Eine Studie mit trainierten Radfahrern, die 90 Gramm Honig pro Stunde erhielten, zeigte, dass die Leistung mit der Verwendung von normalen Sportgels vergleichbar war. Bei Läufern, die nach einem Training ein Getränk auf Basis von Akazienhonig tranken, konnten die Teilnehmer in einer nachfolgenden Einheit sogar weiter laufen als ohne dieses Getränk. Nicht jede Studie fand einen deutlichen Unterschied zu Wasser oder Sportgetränken, eine Garantie ist es also nicht. Was die Studien jedoch zeigen: Honig scheint in Bezug auf Aufnahme und Energieversorgung in die gleiche Kategorie wie ein Gel zu fallen, ohne die künstlichen Zusätze.
Praktisch während des Marathons: Honig oder Gel?
| Honig | Marathon-Gel | |
|---|---|---|
| Zutaten | Nur Honig | Raffinierter Zucker, Aromen, Konservierungsstoffe |
| Geschmack | Natürlich süß | Oft süß mit künstlichem Geschmack |
| Mitnahme während des Laufs | Kleines Glas, Quetschflasche oder Beutel | Standardmäßig in praktischer Packung |
| Preis pro Portion | In der Regel niedriger | In der Regel höher |
| Verfügbarkeit an Verpflegungsstellen | Selbst mitbringen | Oft von der Organisation verteilt |
Der praktische Nachteil von Honig während eines Marathons ist, dass die Organisation meist Gels entlang der Strecke verteilt, während man Honig selbst mitnehmen muss, zum Beispiel in einem kleinen Glas oder einer Quetschflasche im Laufgürtel. Für diejenigen, die während 42 Kilometern lieber keine künstlichen Zusätze zu sich nehmen möchten, ist das ein kleiner Aufwand für eine natürlichere Alternative.

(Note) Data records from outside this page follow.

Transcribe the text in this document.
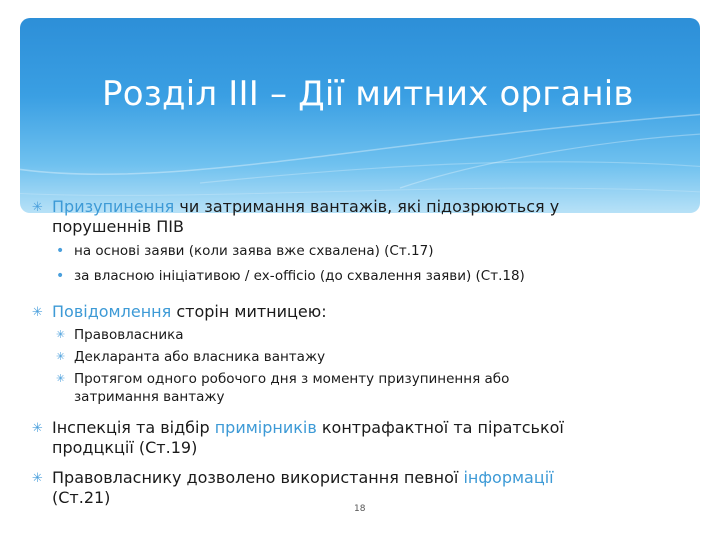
Розділ III – Дії митних органів
✳ Призупинення чи затримання вантажів, які підозрюються у
порушеннів ПІВ
• на основі заяви (коли заява вже схвалена) (Ст.17)
• за власною ініціативою / ex-officio (до схвалення заяви) (Ст.18)
✳ Повідомлення сторін митницею:
✳ Правовласника
✳ Декларанта або власника вантажу
✳ Протягом одного робочого дня з моменту призупинення або
затримання вантажу
✳ Інспекція та відбір примірників контрафактної та піратської
продцкції (Ст.19)
✳ Правовласнику дозволено використання певної інформації
(Ст.21)
18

Welchen Honig nimmt man mit?
Für unterwegs wählt man am besten eine milde und leicht lösliche Honigsorte, wie Akazienhonig – dieselbe Honigsorte, die in Studien mit Läufern verwendet wurde. Möchten Sie vor dem Renntag ein paar Sorten probieren? Dann schauen Sie sich unsere Probiersets an oder entdecken Sie das gesamte Sortiment in unserer Honigkollektion. Lesen Sie auch unseren ausführlichen Leitfaden über Honig beim Laufen für praktische Dosierungsempfehlungen während Ihres Trainings und Wettkampfs.
Häufig gestellte Fragen
Kann ich Honig während eines Marathons mitnehmen? Ja, in einem kleinen Glas oder einer Quetschflasche. Beachten Sie, dass Sie ihn selbst mitbringen müssen, im Gegensatz zu Gels, die oft von der Organisation verteilt werden.

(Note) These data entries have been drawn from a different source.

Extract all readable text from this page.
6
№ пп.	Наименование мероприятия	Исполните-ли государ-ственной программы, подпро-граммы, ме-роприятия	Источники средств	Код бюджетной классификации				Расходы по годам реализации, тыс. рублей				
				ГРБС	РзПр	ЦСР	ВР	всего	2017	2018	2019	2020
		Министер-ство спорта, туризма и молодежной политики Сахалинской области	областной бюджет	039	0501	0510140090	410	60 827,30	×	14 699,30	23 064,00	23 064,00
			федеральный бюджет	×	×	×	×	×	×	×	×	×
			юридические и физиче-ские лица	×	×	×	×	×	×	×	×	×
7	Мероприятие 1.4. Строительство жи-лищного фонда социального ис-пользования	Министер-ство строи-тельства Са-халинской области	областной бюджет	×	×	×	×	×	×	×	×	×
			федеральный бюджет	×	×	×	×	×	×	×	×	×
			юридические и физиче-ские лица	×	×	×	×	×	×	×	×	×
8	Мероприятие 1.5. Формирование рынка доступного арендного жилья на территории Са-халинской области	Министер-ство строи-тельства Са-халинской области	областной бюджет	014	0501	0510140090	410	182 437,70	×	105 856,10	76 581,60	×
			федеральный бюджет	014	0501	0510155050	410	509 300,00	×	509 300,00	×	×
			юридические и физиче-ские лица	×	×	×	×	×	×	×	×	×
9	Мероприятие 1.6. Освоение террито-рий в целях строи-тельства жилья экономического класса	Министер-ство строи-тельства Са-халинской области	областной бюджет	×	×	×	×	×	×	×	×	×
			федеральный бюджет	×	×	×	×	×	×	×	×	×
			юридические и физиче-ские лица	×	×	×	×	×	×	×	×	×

Ist Honig genauso effektiv wie ein Marathon-Gel? Einige Studien zeigen, dass die Leistung vergleichbar ist, insbesondere bei der Erholung zwischen zwei Belastungen. Nicht jede Studie fand einen deutlichen Unterschied zu anderen Kohlenhydratquellen.
Warum enthält ein Marathon-Gel andere Inhaltsstoffe als Honig? Gels werden industriell hergestellt und enthalten oft zusätzliche Aromen und Konservierungsstoffe, um Haltbarkeit und Volumen zu optimieren. Honig ist ein Naturprodukt ohne Zusätze.
Kann ich während eines Marathons zwischen Honig und Gels wechseln? Das ist möglich, es ist jedoch ratsam, dies vorher im Training zu testen, damit Sie wissen, wie Ihr Magen auf die Kombination reagiert.